I’ve seen a million memes about 2022 being “my year”, but for me it’s true. I’ve spent hours writing summaries and trying to fully comprehend all the emotions I’ve had.
It’s crazy because I’ve felt like a toddler learning everything all over again and it’s amazing knowing that you were there with me through it all. Every day I find myself wanting to tell you about my day…and let me just say that my days have been incredible.
I use to view my life in individual segments…nothing was connected. Almost like I was just jumping from rock to rock on a river hoping I wouldn’t fall in and drown.
Now I can look at my life and I am so proud of little Jess for being so brave and resilient. I am a better person for all the things I experienced and honestly, I feel blessed for the pain. I wouldn’t understand love if I didn’t know the pain.
Today, I reread a letter that I found in my daughter’s room a year ago that was to her future self.
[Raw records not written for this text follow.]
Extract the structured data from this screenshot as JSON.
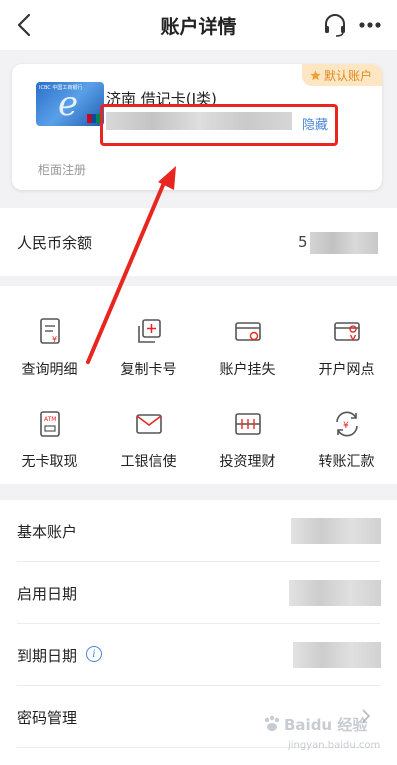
{
  "header": {
    "title": "账户详情",
    "back_icon": "chevron-left-icon",
    "support_icon": "headset-icon",
    "more_icon": "more-dots-icon"
  },
  "card": {
    "bank_caption": "ICBC 中国工商银行",
    "name": "济南 借记卡(I类)",
    "default_badge": "默认账户",
    "hide_label": "隐藏",
    "register_label": "柜面注册"
  },
  "balance": {
    "label": "人民币余额",
    "visible_digit": "5"
  },
  "functions": [
    {
      "label": "查询明细",
      "icon": "statement-icon"
    },
    {
      "label": "复制卡号",
      "icon": "copy-card-icon"
    },
    {
      "label": "账户挂失",
      "icon": "report-loss-icon"
    },
    {
      "label": "开户网点",
      "icon": "branch-location-icon"
    },
    {
      "label": "无卡取现",
      "icon": "atm-icon"
    },
    {
      "label": "工银信使",
      "icon": "envelope-icon"
    },
    {
      "label": "投资理财",
      "icon": "investment-icon"
    },
    {
      "label": "转账汇款",
      "icon": "transfer-icon"
    }
  ],
  "details": [
    {
      "label": "基本账户"
    },
    {
      "label": "启用日期"
    },
    {
      "label": "到期日期",
      "info_icon": "info-icon"
    },
    {
      "label": "密码管理",
      "chevron": "chevron-right-icon"
    }
  ],
  "watermark": {
    "brand": "Baidu 经验",
    "sub": "jingyan.baidu.com"
  },
  "colors": {
    "accent": "#e8261f",
    "link": "#4a86d8",
    "badge_bg": "#fde6c4",
    "badge_text": "#e08a1e",
    "page_bg": "#f2f2f4"
  }
}
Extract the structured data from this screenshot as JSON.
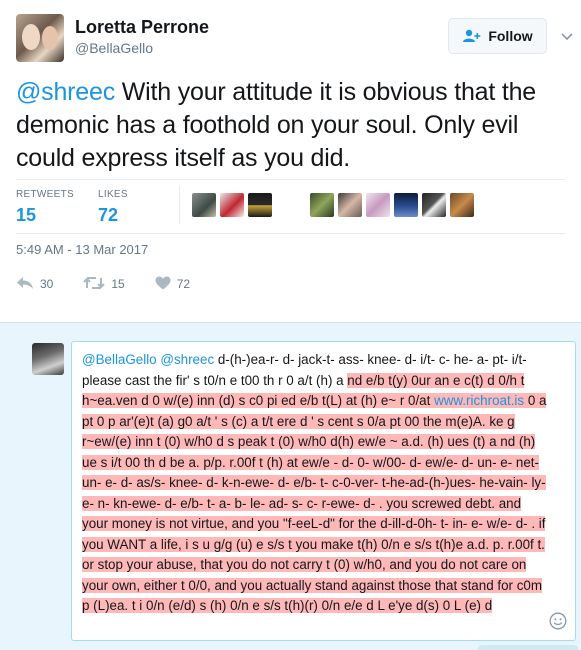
{
  "author": {
    "display_name": "Loretta Perrone",
    "handle": "@BellaGello"
  },
  "follow_button": {
    "label": "Follow"
  },
  "tweet": {
    "mention": "@shreec",
    "text": " With your attitude it is obvious that the demonic has a foothold on your soul. Only evil could express itself as you did."
  },
  "stats": {
    "retweets_label": "RETWEETS",
    "retweets_value": "15",
    "likes_label": "LIKES",
    "likes_value": "72"
  },
  "timestamp": "5:49 AM - 13 Mar 2017",
  "actions": {
    "reply_count": "30",
    "retweet_count": "15",
    "like_count": "72"
  },
  "reply": {
    "mentions": "@BellaGello @shreec",
    "plain_text": " d-(h-)ea-r- d- jack-t- ass- knee- d- i/t- c- he- a- pt- i/t- please cast the fir' s t0/n e t00 th r 0 a/t (h) a ",
    "over_text_1": "nd e/b t(y) 0ur an e c(t) d 0/h t h~ea.ven d 0 w/(e) inn (d) s c0 pi ed e/b t(L) at (h) e~ r 0/at ",
    "link": "www.richroat.is",
    "over_text_2": " 0 a pt 0 p ar'(e)t (a) g0 a/t ' s (c) a t/t ere d ' s cent s 0/a pt 00 the m(e)A. ke g r~ew/(e) inn t (0) w/h0 d s peak t (0) w/h0 d(h) ew/e ~ a.d. (h) ues (t) a nd (h) ue s i/t 00 th d be a. p/p. r.00f t (h) at ew/e - d- 0- w/00- d- ew/e- d- un- e- net- un- e- d- as/s- knee- d- k-n-ewe- d- e/b- t- c-0-ver- t-he-ad-(h-)ues- he-vain- ly- e- n- kn-ewe- d- e/b- t- a- b- le- ad- s- c- r-ewe- d- . you screwed debt. and your money is not virtue, and you \"f-eeL-d\" for the d-ill-d-0h- t- in- e- w/e- d- . if you WANT a life, i s u g/g (u) e s/s t you make t(h) 0/n e s/s t(h)e a.d.  p. r.00f t. or stop your abuse, that you do not carry t (0) w/h0, and you do not care on your own, either t 0/0, and you actually stand against those that stand for c0m p (L)ea. t i 0/n (e/d) s (h) 0/n e s/s t(h)(r) 0/n e/e d L e'ye d(s) 0 L (e) d"
  },
  "icons": {
    "follow": "add-user-icon",
    "caret": "chevron-down-icon",
    "reply": "reply-icon",
    "retweet": "retweet-icon",
    "like": "heart-icon",
    "emoji": "smiley-icon"
  },
  "colors": {
    "accent": "#1b95e0",
    "overflow_highlight": "#ffb8b8",
    "reply_area": "#e8f5fd"
  }
}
I remember when I read it for the first time (a year ago), I was so concerned about her mental health and worried that she was having terrible thoughts.
When I read it today, it was almost like I was reading a new letter. I was so proud of how in touch she is with her feelings. And then I realized that my problem has been that I didn’t know how to feel things for myself and I projected all of my insecurities and doubts on everyone else. Especially onto her.
As I’ve evolved into my adult self, after inner parenting little Jess, I finally understand the big picture of my life and it’s nothing like I dreamed. I didn’t need to change who I was…I just needed to love who I am.
If I had one wish for everyone in the world, it would be to heal their inner child because I think everybody could benefit from having someone like you in their life.